When I started designing the campaign, I put in code for repairs to ships, where you could repair individual pieces of damage. An attack on a ship might damage a module, doing 25% damage to it. You could repair just that specific piece of damage, if you so chose.

The idea was that rather than just clicking ‘repair this ship, 1,240 CR’ you could spend less, if funds were tight, and just repair critical modules. I wrote a ton of code to generate slightly silly technobabble descriptions of each piece of damage. All of this is in the campaign and working.

In practice, when testing the campaign I find myself invariably repairing the whole ship, or if funds are tight, just leaving it to the next turn when funds are available. The fancy repair interface is a bit overdone and over-engineered. However, I see no good reason to remove it entirely, it’s kinda fun, and allows micro-managing for those who want to, so it’s staying in.

Something that did change today is the cost of repairs halved. Previously it was the same as construction. If a module cost 400CR and took 25% damage, it cost 100CR to fix. Now it’s 50CR. Why the change?

Well in practice, repairs are reasonably rare. It takes time for ships to retreat, especially cruisers, and in battle, by the time you realise your fleet is screwed, the chances of all of them managing to turn 180 degrees and warp out are quite low. You often lose half the fleet during the retreat, unless you make an instant judgement at the first sign of the enenmy, and call an instant withdrawal. Combined with this, there is is the issue of repair yards. Not every system has them, so the damaged ships need to make a few warp jumps back to the nearest connected repair yard, before they get fixed up. By the time you do this, you might as well build new ships.

So….. Repairs will be cheaper than new build. I think it balances out better this way, and it makes sense in gameplay terms anyway. The real frustration should be logistics, and having retreated and thus given up territory, rather than resenting the cost of repairs. I’m aiming for a ‘company of heroes’ style mechanic, where its sensible to retreat and fight another day, if outgunned.

Ransomware cheap DLC

I was looking at a certain games portals ‘new releases’ list recently and saw tons of tiny bits of DLC for under 3 dollars. Very cheap. I assume that this stuff makes money, or at least breaks even.

It got me thinking about the possibility of similar priced DLC for GSB. I’m not especially keen to do any more fully fledged expansion packs. I did three, and you’d be surprised how much work is involved in adding new weapon types and modules. The game is hugely involved now. The weapons for the order took ages to balance. The swarm was easier, but they still took a while.

Right now, I’m 100% dedicated to the GSB campaign game, which is horribly complex to code (yet pretty simple to play, it’s not galciv or anything like it). As a result, I’m not about to make any new module types or other gameplay-affecting stuff.
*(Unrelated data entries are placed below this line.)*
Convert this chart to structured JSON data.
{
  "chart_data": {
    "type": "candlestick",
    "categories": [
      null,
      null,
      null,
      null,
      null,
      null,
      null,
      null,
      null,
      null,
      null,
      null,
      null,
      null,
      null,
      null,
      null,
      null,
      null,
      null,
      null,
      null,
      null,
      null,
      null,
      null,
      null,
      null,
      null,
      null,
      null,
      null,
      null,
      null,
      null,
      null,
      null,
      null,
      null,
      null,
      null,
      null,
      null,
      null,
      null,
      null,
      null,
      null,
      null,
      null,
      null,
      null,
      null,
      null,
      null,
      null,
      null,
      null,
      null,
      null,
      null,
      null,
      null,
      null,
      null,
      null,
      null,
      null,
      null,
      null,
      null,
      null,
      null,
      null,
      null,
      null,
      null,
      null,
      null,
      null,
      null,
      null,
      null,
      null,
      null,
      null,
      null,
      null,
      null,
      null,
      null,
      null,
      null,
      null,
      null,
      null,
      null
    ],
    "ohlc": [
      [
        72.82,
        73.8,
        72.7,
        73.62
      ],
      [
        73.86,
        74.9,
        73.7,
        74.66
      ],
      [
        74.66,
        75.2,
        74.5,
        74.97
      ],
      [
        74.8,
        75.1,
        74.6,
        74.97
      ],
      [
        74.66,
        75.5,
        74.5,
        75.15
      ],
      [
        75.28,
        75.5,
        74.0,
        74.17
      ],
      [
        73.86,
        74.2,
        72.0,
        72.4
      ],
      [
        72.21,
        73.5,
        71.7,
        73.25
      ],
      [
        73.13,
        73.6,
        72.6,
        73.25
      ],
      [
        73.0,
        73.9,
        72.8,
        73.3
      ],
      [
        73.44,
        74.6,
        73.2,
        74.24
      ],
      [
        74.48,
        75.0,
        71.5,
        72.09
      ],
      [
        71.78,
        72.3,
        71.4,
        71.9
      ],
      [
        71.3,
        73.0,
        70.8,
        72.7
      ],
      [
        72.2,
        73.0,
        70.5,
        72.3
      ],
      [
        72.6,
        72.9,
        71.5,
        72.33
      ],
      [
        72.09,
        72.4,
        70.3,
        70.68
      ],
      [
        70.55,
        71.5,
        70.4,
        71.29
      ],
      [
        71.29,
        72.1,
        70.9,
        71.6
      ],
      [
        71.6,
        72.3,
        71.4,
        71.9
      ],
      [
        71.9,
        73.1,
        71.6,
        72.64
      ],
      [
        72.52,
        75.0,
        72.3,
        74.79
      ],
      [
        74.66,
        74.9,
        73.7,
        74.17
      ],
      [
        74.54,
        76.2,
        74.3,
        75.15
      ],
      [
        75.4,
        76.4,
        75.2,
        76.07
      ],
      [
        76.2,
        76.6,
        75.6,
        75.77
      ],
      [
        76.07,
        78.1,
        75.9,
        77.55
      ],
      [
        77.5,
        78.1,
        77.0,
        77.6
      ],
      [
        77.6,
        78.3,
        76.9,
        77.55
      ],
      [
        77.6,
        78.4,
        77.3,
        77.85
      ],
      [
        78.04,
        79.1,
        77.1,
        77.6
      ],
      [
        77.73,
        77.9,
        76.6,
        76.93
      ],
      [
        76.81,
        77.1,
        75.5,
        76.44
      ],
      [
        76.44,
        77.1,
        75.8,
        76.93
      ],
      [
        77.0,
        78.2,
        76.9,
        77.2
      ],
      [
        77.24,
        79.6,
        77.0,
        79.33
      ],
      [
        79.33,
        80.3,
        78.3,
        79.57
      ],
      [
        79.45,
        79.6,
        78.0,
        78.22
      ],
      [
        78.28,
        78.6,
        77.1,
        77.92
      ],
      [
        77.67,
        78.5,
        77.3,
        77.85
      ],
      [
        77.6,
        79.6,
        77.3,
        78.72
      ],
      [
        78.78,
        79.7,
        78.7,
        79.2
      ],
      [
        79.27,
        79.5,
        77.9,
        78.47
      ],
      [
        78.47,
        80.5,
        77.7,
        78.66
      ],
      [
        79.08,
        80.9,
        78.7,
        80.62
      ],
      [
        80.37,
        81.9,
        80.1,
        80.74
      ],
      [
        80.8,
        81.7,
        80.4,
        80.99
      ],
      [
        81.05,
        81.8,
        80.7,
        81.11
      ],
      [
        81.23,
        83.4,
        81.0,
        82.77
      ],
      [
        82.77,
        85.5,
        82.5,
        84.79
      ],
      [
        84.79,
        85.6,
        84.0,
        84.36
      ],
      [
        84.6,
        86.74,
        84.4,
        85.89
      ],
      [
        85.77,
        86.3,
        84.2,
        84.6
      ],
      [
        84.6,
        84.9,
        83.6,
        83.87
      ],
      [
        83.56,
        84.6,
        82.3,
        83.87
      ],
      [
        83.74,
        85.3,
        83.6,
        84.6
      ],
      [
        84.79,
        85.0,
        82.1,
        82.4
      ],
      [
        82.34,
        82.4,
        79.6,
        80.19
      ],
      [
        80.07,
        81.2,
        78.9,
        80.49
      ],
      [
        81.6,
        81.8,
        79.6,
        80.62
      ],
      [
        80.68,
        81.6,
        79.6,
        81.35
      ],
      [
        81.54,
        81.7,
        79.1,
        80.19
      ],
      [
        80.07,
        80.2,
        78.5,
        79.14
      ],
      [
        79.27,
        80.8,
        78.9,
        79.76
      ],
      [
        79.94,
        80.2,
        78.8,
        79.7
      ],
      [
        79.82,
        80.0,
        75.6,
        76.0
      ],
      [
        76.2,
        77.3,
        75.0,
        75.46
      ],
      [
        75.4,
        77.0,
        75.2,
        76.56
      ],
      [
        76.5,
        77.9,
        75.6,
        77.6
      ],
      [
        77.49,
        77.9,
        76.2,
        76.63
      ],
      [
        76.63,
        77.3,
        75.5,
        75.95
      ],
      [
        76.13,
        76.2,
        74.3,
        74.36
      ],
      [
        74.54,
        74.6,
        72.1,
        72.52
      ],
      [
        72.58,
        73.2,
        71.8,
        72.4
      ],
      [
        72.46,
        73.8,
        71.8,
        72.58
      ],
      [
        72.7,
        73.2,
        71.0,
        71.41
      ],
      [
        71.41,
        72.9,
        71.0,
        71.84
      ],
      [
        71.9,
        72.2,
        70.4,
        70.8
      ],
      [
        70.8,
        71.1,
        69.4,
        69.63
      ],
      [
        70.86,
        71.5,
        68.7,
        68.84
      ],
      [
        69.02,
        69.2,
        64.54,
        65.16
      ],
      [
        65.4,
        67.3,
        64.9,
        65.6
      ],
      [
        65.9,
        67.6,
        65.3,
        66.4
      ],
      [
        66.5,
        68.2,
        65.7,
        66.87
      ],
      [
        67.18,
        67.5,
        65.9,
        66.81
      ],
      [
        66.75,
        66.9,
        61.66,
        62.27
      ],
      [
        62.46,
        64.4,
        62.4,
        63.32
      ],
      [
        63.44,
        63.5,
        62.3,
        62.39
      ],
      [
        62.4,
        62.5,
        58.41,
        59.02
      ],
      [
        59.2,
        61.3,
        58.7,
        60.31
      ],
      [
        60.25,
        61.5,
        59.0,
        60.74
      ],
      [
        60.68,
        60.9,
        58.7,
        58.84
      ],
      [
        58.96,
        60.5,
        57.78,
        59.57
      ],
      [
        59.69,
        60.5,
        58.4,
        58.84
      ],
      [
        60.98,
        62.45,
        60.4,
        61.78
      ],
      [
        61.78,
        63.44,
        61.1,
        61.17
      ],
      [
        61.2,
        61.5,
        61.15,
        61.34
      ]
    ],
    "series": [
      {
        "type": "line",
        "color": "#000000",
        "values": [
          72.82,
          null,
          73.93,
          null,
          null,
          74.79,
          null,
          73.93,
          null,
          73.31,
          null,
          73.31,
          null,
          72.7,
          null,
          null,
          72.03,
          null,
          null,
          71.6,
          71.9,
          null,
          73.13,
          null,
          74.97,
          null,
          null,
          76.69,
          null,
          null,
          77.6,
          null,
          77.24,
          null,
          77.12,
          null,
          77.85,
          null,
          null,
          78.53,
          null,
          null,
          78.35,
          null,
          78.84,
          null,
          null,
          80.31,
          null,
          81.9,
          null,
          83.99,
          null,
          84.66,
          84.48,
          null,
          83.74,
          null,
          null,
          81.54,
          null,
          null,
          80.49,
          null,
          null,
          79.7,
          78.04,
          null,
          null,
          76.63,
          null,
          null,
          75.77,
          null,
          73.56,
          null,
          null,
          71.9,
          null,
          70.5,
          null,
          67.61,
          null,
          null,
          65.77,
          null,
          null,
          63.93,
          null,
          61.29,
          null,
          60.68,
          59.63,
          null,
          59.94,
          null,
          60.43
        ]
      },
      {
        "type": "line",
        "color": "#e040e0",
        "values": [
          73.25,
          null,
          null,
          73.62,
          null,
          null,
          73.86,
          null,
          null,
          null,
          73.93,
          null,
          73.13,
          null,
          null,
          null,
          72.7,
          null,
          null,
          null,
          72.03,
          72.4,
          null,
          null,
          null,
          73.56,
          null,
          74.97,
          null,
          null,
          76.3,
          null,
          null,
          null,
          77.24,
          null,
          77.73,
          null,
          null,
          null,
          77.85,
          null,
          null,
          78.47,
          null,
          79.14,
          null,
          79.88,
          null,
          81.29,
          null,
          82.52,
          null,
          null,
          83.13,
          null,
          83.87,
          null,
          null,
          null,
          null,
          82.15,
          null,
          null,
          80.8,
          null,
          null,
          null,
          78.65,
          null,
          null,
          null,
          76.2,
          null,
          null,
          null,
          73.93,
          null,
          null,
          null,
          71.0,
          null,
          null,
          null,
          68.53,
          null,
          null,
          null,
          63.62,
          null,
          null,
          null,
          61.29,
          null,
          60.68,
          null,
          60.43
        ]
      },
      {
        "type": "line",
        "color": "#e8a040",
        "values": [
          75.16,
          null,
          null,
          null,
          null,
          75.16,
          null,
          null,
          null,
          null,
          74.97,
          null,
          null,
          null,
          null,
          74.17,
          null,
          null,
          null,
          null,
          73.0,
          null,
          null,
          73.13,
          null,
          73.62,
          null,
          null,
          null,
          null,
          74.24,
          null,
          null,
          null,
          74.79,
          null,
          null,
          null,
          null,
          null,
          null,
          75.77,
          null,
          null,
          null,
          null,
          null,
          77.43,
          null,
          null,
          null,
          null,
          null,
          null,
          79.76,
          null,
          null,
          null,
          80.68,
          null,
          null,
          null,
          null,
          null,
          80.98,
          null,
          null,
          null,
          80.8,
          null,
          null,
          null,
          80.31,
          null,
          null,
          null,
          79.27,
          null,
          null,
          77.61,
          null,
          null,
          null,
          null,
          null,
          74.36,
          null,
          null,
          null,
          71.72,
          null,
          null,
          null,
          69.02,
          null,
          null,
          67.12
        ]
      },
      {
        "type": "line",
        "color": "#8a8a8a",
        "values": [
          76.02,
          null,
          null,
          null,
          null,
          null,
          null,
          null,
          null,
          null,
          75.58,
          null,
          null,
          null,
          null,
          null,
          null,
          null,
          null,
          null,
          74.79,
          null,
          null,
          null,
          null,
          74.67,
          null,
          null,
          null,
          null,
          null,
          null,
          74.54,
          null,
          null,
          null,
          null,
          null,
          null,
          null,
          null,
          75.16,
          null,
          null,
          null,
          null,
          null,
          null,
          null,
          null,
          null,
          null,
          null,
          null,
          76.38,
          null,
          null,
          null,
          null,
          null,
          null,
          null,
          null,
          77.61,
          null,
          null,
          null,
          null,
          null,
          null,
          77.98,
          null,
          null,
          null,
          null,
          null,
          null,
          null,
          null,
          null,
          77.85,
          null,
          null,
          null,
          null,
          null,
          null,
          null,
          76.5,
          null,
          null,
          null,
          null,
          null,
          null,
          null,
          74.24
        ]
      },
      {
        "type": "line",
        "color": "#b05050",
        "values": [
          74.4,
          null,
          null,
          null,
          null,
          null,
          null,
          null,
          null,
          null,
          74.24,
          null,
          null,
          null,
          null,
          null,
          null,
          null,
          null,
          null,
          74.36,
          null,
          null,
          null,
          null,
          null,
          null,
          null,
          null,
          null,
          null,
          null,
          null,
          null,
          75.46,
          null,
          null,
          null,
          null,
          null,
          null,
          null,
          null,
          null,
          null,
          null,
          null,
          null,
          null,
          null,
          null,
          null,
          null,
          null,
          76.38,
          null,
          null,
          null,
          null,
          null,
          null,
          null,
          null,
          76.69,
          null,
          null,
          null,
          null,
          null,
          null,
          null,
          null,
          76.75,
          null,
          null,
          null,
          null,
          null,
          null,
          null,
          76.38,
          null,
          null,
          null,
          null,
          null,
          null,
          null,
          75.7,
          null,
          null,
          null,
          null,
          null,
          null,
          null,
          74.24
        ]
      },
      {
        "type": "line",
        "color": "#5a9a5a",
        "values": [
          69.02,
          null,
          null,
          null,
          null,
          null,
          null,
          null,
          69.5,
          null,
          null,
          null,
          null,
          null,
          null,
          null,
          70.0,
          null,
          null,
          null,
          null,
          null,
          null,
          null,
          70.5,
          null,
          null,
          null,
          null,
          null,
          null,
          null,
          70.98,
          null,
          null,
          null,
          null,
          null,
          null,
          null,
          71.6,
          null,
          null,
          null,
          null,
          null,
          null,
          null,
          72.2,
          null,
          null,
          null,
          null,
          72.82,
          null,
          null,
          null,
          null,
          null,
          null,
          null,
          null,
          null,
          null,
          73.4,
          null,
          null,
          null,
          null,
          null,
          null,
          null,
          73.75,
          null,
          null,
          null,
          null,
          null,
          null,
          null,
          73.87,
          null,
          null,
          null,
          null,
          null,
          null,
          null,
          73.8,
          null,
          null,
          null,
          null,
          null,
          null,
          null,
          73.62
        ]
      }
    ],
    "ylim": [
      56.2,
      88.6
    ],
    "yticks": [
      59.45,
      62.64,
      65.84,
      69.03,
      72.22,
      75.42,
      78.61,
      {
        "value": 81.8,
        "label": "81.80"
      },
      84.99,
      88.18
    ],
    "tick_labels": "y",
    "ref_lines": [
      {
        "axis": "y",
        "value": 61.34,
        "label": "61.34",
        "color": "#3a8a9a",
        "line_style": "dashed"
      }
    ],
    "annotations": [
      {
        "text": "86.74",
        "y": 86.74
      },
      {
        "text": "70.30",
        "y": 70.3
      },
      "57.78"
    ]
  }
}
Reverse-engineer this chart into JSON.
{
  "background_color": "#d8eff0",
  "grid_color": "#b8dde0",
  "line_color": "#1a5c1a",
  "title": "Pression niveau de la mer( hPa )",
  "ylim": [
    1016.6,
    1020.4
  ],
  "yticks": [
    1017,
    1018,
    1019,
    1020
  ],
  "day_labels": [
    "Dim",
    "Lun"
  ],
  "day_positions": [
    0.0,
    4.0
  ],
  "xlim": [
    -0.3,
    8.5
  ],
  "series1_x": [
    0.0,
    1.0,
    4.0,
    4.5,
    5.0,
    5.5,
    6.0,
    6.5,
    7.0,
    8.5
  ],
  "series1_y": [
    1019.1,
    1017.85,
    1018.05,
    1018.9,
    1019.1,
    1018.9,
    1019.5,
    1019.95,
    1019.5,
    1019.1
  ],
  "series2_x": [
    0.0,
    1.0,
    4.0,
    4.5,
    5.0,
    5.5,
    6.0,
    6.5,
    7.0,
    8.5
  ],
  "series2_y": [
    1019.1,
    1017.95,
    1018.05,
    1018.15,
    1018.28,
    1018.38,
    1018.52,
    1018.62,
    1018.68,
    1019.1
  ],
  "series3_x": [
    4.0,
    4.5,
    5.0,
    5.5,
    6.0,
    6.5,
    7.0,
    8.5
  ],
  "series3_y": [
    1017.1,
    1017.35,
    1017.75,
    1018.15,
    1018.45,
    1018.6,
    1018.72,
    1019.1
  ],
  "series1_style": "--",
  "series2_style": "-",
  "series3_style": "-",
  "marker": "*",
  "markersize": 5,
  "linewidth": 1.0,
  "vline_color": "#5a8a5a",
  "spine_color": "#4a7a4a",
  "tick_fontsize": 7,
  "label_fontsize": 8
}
But then… is there a market for just new ships hulls? Either more hulls for the existing races, or maybe another new race, but one with no specific new tech. Just new visual shiny basically. Would people be interested? To do a whole new race costs a lot in artist time (and some cliff-time for the damage textures)., but if I could find a way to make it break-even, I’d do it. I love designing the ideas for new ships. It’s mostly artist work, so I can keep working on the campaign.

Has anyone ever run, partaken in, or seen a ransomware model working? The idea is that people pledge money (and actually hand it over, it’s not just a promise) to a third party. When that amount reaches $X, the product is produced, and released (presumably for free?) and the developer gets the money. Kind of like donations, but with a target.  If the limit isn’t reached, I assume the people get their money back. I hear people talk about this idea, but I’ve never seen it happen. have you?